The New York Times announced in January
that the following year it would construct pay wall through which
regular readers would be charged for access to the newspaper’s website.
Ever since, business and media analysts as well as Times junkies have
speculated what the coming payment system will look like and debated
whether or not the change should even be made.
At the UBS Global Media Conference earlier this week, New York Times executives uncovered a few more details about their new online business model. Heavy readers, those who access more than 20 pages per month on the New York Times website will be charged an unspecified flat fee for unlimited content. "Visitors who come to the NYTimes.com through social-media sites would not be counted by the meter. That's designed to preserve its audience reach and the ad dollars that follow it," reports David Kaplan at Paid Content. "As for those who find articles on the site through search, it wasn’t clear if that would be limited by the paywall, but that is considered likely."
Joe Pompeo at the Yahoo News blog The Cutline also reported from the conference a statement made by Times Digital Chief Martin Nisenholtz regarding an agreement with Google to limit the number of articles that can be accessed for free by using the search engine. As more information continues to circulate so, too, do the many opinions on the matter.

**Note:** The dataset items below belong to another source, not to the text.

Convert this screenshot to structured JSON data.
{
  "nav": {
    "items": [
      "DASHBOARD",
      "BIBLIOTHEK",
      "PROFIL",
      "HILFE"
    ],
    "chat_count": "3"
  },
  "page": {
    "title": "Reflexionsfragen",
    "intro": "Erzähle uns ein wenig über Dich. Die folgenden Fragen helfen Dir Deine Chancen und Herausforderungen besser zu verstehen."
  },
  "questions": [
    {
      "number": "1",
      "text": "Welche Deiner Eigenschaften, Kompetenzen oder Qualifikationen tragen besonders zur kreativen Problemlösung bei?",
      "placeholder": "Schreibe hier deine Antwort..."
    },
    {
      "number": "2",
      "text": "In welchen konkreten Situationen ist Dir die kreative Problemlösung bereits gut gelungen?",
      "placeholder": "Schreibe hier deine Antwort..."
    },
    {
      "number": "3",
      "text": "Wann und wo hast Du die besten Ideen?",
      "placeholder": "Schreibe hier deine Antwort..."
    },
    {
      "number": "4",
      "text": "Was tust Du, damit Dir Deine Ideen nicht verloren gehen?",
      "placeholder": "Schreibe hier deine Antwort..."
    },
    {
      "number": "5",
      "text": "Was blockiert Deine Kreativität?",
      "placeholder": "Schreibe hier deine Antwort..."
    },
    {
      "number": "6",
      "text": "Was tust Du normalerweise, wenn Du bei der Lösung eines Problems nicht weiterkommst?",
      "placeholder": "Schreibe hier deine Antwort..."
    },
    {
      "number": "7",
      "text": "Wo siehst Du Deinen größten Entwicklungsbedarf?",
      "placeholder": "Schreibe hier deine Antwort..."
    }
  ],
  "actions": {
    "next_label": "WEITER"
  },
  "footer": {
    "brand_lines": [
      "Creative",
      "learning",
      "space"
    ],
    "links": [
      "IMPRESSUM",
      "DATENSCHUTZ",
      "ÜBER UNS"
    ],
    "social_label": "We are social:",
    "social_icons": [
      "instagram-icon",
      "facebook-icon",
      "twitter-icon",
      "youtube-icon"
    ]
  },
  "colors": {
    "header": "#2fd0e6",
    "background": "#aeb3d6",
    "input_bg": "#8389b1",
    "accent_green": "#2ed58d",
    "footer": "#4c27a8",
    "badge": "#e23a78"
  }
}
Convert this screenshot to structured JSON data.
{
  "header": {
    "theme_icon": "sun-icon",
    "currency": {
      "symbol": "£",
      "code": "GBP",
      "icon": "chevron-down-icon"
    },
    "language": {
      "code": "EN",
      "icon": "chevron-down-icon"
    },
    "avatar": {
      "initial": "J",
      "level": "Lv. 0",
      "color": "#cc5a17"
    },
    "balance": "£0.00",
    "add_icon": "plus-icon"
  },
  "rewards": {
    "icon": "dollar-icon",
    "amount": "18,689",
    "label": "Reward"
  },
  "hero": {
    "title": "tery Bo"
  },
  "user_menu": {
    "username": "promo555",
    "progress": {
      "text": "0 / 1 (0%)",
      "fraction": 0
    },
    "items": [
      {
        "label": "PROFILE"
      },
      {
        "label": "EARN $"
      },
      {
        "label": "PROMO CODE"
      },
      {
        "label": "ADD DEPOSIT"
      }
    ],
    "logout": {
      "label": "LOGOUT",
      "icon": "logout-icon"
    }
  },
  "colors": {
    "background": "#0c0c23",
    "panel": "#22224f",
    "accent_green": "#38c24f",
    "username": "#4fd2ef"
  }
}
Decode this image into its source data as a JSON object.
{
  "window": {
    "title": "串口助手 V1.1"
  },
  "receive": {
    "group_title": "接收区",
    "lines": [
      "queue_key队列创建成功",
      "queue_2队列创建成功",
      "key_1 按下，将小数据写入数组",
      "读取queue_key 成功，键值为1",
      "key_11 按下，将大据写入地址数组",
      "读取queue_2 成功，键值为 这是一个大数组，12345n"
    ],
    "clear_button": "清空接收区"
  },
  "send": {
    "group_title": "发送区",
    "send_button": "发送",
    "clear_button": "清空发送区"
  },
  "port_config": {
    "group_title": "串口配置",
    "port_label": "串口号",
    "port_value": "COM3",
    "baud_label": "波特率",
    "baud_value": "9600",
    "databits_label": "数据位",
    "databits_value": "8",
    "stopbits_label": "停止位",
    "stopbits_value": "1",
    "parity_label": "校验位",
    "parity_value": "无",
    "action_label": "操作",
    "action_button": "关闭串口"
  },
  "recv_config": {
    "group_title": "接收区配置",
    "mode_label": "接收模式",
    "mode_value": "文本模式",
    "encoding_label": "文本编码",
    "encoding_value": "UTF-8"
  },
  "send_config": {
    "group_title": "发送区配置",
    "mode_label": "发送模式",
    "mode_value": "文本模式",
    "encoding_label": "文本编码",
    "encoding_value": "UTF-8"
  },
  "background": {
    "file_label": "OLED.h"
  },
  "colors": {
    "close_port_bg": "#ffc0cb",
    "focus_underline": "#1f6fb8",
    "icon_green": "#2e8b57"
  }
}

- Allow People to Search for Content Reueters blogger Felix Salmon has been skeptical of the pay wall system ever since the Times announced its plan back in January. Upon hearing the news that NYT is working with Google to prevent nonsubscribers from circumventing the paywall, Salmon asks
Why would Nisenholtz do this? Why won't he just satisfy himself with raising revenue from loyal readers, rather than trying to prevent people from reading lots of stories? It should be flattering that people want to read NYT content so badly that they will take the long way around the paywall. Instead, Nisenholtz seems to find it downright threatening.
- Pay $19.99 a Month? Yeah Right At the conference, New York Times Newspaper President Scott Heeken-Canedy hinted that the $19.99 fee for a Times subscription on Kindle :might be indicative of where pricing for full Web access will end up," reports Poynter's Rick Edmonds. To this projection, Silicon Alley Insider retorted, "sorry, but that’s way too high."
- Not a Disaster In an interview with Business Insider,
New York Times financial columnist Andrew Ross Sorkin explains why he
doesn't think the coming paywall will be a disaster. He explains that
asking frequent readers to pay for content isn’t exactly a new concept. "When you go to the newsstand, you like to flip through the magazine or
the newspaper or whatever it is first before you buy it. and i think
that's, in large part, how we’re approaching it," he says.
- This Could Be Great for Business After looking examining the New York Times' recent financial losses and gains, Silicon Alley Insider blogger Henry Blodget concludes that the paywall is an excellent business strategy. He suggests critics consider that
First, the NYT would be dumb not to try a paywall. If it fails, the company can just remove it--and be no worse off than it is today ... Second, and more important, the paywall will likely extend the life of the print business ... The NYT is planning to introduce a smarter version of the paywall than Rupert Murdoch's papers have ... [and] the NYT's paywall will preserve most of the site's advertising revenue while also adding incremental super-high-margin subscription revenue.